The psyker smiled. A Cadian smile, a morbid twist of the lips, grim and humourless. “Traitors.”
Enginseer Osiron’s warning flashed through the vox network, squad by squad. No one was surprised. Hopes had hardly been high of the mission being a success, and many of the 88th had questioned the initial orders to reinforce the Janus 6th in such a tactically unviable location. The green unit had pushed too far, too fast, and it was down to the Cadians to get in there and do their best to keep the fresh meat alive.
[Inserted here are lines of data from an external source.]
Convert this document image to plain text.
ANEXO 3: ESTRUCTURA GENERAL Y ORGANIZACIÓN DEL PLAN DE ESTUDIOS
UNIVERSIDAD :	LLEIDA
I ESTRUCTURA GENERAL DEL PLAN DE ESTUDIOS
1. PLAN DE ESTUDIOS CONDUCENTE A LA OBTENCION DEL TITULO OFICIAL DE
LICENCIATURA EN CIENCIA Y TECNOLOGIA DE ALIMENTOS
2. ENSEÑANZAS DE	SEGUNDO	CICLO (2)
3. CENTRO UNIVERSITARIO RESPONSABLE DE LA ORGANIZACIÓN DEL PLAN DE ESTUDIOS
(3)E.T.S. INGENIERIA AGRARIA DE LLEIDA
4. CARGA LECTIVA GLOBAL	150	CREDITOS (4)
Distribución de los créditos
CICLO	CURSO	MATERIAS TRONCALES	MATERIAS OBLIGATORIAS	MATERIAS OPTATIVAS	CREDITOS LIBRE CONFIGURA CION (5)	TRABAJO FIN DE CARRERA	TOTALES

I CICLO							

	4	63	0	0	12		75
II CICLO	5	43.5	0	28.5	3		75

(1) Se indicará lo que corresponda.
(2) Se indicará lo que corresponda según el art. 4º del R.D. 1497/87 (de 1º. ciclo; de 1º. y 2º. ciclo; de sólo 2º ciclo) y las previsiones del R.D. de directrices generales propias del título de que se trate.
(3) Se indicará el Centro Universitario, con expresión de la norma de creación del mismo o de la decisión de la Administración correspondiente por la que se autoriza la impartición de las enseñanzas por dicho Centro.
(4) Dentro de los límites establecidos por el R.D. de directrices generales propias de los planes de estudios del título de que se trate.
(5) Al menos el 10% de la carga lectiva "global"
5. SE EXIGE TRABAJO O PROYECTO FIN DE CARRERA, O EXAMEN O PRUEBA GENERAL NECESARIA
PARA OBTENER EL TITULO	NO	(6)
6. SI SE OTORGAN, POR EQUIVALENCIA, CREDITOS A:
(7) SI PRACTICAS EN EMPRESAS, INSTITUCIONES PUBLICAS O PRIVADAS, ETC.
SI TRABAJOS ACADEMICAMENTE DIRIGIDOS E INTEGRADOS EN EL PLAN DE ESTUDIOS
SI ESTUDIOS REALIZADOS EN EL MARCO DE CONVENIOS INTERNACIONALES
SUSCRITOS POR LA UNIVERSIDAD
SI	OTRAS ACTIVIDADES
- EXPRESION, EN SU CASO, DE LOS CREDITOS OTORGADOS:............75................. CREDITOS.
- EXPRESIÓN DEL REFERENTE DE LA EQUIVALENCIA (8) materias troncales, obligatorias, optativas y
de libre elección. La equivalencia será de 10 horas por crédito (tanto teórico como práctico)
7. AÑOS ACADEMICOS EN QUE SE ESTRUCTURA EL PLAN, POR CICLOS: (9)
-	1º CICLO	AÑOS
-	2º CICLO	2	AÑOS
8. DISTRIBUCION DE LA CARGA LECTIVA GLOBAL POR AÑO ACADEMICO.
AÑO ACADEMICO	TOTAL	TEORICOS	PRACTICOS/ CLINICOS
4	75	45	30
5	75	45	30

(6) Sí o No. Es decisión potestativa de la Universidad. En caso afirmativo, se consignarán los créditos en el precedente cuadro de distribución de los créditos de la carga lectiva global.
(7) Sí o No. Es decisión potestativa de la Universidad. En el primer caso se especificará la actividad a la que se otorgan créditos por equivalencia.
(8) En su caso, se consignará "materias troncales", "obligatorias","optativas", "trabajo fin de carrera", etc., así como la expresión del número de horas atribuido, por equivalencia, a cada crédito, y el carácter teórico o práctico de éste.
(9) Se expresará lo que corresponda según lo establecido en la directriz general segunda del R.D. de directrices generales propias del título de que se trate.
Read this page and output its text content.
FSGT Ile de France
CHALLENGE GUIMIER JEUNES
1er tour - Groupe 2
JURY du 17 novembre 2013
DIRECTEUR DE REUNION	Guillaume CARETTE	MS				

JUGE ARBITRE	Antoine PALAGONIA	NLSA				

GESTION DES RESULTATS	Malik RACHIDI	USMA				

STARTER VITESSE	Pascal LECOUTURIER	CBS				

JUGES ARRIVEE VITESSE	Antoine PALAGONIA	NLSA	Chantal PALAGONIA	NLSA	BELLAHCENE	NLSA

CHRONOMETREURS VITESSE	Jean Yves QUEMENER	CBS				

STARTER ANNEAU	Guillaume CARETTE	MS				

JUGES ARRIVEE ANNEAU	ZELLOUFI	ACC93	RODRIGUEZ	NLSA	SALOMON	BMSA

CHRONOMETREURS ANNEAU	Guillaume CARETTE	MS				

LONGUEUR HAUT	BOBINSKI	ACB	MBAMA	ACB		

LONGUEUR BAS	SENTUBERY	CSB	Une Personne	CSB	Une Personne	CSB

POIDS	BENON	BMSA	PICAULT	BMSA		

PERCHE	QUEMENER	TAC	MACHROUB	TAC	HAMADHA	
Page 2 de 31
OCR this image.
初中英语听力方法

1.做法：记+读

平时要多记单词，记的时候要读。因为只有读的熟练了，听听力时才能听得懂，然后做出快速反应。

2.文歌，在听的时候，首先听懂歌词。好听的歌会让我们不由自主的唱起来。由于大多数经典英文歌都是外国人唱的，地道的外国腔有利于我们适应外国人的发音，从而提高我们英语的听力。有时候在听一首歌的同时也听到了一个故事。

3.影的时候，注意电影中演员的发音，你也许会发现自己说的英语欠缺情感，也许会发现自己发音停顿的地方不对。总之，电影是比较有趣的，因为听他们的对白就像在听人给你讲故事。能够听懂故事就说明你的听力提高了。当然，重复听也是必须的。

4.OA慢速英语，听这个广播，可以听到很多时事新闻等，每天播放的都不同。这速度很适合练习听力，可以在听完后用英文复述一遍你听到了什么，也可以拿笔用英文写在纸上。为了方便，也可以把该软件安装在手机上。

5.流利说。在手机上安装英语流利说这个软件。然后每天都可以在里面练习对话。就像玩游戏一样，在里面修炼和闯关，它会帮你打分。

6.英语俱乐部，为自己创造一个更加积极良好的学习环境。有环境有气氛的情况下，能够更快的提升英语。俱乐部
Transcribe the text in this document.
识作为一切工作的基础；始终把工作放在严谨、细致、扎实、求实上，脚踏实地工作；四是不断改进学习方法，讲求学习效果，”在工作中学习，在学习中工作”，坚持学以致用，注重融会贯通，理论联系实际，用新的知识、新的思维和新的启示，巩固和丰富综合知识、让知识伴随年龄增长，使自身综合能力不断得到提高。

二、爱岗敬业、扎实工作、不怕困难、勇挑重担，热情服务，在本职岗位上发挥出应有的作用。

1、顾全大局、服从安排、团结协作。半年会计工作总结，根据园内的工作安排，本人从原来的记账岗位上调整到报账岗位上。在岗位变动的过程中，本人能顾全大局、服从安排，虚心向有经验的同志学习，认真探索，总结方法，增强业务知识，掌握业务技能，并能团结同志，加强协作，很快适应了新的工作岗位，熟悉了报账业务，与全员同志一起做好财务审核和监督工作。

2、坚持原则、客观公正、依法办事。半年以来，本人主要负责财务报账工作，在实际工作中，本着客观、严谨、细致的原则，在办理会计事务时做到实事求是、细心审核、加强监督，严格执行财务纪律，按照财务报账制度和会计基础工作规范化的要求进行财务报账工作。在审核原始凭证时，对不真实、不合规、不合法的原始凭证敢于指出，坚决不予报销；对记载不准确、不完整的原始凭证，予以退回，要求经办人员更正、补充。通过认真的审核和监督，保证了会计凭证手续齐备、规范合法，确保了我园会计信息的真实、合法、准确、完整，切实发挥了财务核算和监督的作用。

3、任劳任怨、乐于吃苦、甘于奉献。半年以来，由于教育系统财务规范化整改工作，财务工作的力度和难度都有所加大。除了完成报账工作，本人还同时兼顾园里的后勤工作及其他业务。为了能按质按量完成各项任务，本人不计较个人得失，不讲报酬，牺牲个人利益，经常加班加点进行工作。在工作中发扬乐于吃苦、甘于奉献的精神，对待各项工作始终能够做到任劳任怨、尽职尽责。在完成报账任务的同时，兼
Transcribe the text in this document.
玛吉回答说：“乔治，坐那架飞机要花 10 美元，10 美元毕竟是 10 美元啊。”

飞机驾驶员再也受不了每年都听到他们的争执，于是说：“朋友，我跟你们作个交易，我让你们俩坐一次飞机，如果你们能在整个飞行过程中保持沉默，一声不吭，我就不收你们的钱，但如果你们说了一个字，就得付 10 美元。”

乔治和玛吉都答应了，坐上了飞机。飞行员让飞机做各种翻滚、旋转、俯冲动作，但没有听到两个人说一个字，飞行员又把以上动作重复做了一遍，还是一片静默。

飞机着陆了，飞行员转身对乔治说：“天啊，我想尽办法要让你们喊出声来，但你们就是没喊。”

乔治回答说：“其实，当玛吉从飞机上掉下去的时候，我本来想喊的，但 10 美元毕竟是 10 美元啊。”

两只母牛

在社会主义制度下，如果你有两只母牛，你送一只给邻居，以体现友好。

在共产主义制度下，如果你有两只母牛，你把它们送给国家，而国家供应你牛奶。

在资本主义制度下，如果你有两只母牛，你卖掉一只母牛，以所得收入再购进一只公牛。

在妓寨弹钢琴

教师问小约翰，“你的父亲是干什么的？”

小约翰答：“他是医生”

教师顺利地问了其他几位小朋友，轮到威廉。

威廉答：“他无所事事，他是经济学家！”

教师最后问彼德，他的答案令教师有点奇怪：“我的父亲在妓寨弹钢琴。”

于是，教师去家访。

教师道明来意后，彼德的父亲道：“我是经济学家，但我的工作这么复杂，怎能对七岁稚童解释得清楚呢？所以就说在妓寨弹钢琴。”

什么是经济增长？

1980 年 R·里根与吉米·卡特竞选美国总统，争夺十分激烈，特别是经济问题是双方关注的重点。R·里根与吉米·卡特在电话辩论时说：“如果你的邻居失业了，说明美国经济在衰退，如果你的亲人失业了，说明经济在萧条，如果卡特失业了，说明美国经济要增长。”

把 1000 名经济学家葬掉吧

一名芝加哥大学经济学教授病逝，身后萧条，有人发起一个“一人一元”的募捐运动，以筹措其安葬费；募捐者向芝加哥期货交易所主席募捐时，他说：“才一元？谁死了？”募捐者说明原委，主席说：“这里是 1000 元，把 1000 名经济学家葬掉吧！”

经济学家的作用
In theory.
Of course, there was only so much you could do when the regiment you were supposed to reinforce was already annihilated by the time you arrived.
Taan Darrick crouched behind a row of stone pews, clutching his battered lasrifle. Chunks of his cover broke away in flying pieces or were disintegrated outright by the bite of heavy bolter rounds. His glance kept flicking up to the stained glass dome thirty metres above his hiding place. Kathur Reclamation protocol was adamant about avoiding collateral damage, but any second now, Kathur Reclamation protocol was about to go to hell.
Deft fingers ejected his rifle’s spent power pack. The sickle-shaped magazine fell into his free hand, and he stored it in his webbing.
“Machine-spirit, forgive my actions. Soon you shall be whole again.” The Litany of Unloading. Taan’s voice was cool and unshaking. Cadian blood, ice in the veins. There was no way he’d let himself die here.
He slammed the fresh power cell in and pulled the recharge slide, now speaking the Litany of Loading.
“Machine-spirit, accept my gift. Swallow the light, and spit out death.” Simple words. Even silly, in other circumstances. A grunt’s attempt at something poetic. Yet Darrick had been saying the same words since he’d loaded his first lasgun at age four. They made him grin now. Funny how certain things gain such significance.
The last time he’d raised his head above the row of seats, he’d counted close to seventy of the Remnant scattered in a loose line, their numbers punctuated by hastily erected heavy weapons emplacements. Seventy soldiers. There had been over a hundred a few minutes ago.
Seventy left.
Taan looked left and right, counting his own remaining men as they crouched in the makeshift trench, sheltered from the onslaught by the rapidly-eroding stone pews.
He counted twelve. Wonderful. That’s just wonderful.
“Darrick to His Holy Blade . In the name of the Emperor, where are you?”
“On approach, Alliance. Cruor requests pict detail of deployment.”
“Do I sound like I have time to start a career as a taker of rare and beautiful picts? We’re pinned. You hear that gunfire? That’s not us shooting, you son of—”
Taan was Cadian, born in a barracks and bred under the violet sky. Even as he ranted, he focused the lens of the picter attached to the side of his helmet, and took a peek—no longer than a heartbeat—long enough to take a single pict of the wall of Remnant forces across the circular chorus chamber. All the while, he swore. Darrick ducked again just as a lasbolt burned the stone black an inch from his eye.